Luk Perceval findet in Maxim Gorkis Lustspiel von 1905 dekadente, moderne Bürger, die über Beziehungsprobleme reden.

Hamburg. Viel Gorki ist in Luk Percevals Inszenierung "Kinder der Sonne" nicht mehr. Jedenfalls was die Cholera und die Pogrome angeht, die in diesem 1905 geschriebenen Stück ausbrechen, oder die sozial-revolutionären Ideen aus der Zeit vor der russischen Revolution. Ganze Handlungsstränge hat der Regisseur gestrichen, es wird von Autos oder dem Radio gesprochen, und ein Maler findet etwas "schnurzpiepegal". Macht aber nichts. Wie oft haben wir uns schon über "Stückzertrümmerer" oder Regiewillkür gewundert. Diesmal verschafft der Regisseur Gorkis Drama über Mitglieder einer dekadenten Bürgerepoche neue Energien und macht es für uns, die wir heute nicht mehr ähnlich intensiv von besseren Zeiten träumen wie die Menschen damals, verständlich, nachvollziehbar, modern und unterhaltsam.

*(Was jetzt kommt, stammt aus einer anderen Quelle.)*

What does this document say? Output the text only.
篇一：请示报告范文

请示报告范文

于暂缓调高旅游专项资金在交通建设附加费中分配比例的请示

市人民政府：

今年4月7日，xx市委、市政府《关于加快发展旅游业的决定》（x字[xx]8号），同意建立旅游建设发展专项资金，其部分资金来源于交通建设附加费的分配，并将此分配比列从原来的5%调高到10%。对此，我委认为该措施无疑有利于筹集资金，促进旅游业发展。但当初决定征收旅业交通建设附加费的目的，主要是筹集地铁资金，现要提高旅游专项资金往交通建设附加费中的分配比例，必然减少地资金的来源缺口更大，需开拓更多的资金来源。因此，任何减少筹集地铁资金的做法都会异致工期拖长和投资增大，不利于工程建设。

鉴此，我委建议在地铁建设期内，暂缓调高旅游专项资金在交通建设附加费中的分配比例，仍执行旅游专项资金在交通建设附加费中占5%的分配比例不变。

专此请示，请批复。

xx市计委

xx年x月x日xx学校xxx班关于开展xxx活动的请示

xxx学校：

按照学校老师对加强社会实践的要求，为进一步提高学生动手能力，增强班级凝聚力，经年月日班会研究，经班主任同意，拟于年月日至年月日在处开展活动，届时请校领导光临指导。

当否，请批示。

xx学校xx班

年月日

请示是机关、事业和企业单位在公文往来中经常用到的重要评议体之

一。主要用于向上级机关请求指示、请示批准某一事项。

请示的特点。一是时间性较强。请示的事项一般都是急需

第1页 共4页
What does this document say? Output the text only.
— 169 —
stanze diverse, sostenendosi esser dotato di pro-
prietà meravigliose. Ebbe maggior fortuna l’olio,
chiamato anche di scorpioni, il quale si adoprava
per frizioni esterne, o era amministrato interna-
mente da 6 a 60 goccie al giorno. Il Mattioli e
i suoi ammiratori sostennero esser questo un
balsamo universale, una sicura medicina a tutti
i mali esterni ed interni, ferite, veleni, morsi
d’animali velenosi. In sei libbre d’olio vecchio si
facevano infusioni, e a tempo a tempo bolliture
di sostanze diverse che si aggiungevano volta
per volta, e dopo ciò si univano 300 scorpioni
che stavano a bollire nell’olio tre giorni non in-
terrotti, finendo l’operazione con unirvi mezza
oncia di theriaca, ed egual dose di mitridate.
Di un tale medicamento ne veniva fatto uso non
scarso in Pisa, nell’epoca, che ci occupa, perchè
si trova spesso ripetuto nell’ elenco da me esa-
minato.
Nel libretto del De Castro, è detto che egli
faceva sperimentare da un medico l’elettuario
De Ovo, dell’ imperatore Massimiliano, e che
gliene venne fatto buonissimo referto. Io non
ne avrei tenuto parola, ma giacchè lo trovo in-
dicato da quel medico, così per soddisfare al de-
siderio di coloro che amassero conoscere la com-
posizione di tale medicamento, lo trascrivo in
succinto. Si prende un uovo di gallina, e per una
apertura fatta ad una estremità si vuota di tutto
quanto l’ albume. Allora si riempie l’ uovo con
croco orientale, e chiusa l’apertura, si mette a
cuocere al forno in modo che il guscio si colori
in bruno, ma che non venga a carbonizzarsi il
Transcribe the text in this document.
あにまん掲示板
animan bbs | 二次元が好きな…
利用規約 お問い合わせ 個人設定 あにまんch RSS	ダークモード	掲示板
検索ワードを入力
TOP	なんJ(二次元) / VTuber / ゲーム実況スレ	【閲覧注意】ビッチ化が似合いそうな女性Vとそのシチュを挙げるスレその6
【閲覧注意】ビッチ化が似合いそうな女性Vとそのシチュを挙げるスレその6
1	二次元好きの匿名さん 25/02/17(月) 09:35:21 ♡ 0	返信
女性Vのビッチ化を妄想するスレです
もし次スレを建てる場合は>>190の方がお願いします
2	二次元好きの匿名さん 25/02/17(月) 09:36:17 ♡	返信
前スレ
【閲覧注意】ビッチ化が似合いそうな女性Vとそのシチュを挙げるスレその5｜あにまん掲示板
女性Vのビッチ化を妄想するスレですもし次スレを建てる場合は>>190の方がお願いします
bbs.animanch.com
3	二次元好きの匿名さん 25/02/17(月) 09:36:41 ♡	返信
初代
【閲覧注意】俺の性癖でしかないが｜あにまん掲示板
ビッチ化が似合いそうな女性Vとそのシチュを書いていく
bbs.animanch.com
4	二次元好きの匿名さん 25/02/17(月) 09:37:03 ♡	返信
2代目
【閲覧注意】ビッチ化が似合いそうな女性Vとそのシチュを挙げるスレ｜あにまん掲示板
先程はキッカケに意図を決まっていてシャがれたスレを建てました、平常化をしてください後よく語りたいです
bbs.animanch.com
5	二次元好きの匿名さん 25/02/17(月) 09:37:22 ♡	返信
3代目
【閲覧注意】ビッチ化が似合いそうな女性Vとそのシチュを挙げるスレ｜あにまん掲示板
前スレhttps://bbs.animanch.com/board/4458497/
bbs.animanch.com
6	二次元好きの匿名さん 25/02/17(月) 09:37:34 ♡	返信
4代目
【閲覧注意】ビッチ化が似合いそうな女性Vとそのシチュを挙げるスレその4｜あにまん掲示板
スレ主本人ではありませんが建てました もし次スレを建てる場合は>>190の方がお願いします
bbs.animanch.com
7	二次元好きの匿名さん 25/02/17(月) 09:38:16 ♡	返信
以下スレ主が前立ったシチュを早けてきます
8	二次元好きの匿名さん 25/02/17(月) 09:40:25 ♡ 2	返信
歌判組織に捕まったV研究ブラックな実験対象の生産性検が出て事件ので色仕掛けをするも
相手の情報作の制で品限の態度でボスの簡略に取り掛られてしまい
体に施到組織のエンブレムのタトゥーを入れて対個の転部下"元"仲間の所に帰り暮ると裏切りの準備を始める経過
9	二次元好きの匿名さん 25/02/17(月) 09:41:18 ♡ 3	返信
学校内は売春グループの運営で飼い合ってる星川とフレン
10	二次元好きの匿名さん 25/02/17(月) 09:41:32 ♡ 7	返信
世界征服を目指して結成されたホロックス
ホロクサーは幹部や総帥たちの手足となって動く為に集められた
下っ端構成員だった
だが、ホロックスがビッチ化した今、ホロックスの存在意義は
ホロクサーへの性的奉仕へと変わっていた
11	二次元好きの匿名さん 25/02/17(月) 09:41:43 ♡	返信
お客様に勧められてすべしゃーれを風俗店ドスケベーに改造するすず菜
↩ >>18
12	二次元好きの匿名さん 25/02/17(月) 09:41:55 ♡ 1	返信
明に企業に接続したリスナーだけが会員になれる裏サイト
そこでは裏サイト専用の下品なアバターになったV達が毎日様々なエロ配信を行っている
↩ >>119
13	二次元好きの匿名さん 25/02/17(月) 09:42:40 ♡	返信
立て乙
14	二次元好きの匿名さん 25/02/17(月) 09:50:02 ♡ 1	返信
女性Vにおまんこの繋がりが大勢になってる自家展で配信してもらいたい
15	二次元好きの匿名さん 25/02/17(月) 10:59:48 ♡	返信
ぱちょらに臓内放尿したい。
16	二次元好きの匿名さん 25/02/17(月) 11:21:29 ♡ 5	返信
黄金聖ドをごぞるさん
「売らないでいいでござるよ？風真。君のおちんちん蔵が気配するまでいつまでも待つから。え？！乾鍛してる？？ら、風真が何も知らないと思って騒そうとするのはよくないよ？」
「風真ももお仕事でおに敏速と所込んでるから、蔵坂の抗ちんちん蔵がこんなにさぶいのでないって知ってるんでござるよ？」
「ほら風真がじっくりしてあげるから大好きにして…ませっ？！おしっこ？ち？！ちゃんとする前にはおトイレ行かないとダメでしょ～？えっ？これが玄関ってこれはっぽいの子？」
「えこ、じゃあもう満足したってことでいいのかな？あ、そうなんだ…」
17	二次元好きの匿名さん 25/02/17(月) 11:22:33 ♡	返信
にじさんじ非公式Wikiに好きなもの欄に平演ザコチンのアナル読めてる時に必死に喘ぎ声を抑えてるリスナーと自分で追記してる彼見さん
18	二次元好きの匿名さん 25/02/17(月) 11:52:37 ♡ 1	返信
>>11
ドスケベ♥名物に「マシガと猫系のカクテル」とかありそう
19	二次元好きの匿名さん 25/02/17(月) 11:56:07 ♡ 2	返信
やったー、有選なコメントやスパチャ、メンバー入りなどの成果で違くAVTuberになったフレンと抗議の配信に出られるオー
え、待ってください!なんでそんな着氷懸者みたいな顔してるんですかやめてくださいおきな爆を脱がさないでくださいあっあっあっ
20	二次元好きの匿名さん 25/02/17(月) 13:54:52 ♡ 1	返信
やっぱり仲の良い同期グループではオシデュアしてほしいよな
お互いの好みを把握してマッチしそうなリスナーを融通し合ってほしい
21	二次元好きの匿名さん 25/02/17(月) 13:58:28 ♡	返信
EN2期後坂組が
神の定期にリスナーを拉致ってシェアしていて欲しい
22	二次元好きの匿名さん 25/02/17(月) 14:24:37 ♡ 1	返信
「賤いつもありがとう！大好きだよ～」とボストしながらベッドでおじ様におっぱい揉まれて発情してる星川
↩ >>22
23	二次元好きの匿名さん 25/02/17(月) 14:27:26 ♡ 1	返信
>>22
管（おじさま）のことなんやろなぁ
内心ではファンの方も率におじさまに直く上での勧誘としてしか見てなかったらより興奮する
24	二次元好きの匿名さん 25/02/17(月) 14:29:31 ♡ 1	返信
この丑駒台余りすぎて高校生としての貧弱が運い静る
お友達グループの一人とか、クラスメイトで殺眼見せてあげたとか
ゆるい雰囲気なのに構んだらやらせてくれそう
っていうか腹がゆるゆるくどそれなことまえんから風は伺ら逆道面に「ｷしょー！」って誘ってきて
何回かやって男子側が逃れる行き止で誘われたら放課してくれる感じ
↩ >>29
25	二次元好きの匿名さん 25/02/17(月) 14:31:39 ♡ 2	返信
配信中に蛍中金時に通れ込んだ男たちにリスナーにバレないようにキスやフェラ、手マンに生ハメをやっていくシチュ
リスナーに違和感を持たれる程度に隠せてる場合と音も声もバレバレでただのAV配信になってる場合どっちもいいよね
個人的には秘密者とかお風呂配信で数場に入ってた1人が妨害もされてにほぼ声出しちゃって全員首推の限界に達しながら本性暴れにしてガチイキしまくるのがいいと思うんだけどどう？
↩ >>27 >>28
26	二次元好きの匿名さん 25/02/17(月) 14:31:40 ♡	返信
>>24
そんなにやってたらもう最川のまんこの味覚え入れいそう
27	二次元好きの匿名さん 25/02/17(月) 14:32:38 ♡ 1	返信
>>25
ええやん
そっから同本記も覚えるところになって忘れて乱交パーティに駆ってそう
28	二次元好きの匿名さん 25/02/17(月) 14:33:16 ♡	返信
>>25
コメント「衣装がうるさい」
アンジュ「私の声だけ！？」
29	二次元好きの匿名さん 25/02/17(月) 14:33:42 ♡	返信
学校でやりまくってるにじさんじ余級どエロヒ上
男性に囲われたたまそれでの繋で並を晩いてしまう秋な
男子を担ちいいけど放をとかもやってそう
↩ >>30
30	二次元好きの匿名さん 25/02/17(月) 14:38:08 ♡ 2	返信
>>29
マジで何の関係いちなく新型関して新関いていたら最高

Perceval hat sein 13-köpfiges Ensemble zur Premiere am Thalia-Theater in eine Art Selbsthilfegruppe für Sinnsucher verlegt. Da treffen der naiv menschenfreundliche Wissenschaftler Pawel (Jens Harzer) und seine Frau Jelena (Oda Thormeyer) auf lauter Menschen, die von schönen Gedanken leben und sich an Worten berauschen. "Das Ziel unseres Lebens ist, dass die Menschheit sich entwickelt", verkündet Pawel. Sie sitzen auf einem Tapeziertisch (Bühne: Katrin Brack), hinter ihnen schimpft eine alte, ehemalige Hausangestellte (Marina Wandruszka) über die modernen Zeiten und malt kindliche Landschaften auf eine rotierende Leinwand. Russland ist nur noch eine Illustration.

Diese Leute - Egoisten, Zyniker, Gescheiterte - schütten ihre Sehnsüchte voreinander aus, legen ihre Defekte bloß. Meist dreht es sich um Beziehungsprobleme, Affären, die nicht klappen, unausgelebte Liebschaften, brutale Realitäten. So oder so ähnlich könnte sich das Ganze auch in einer bürgerlichen Hamburger Wohnküche abspielen.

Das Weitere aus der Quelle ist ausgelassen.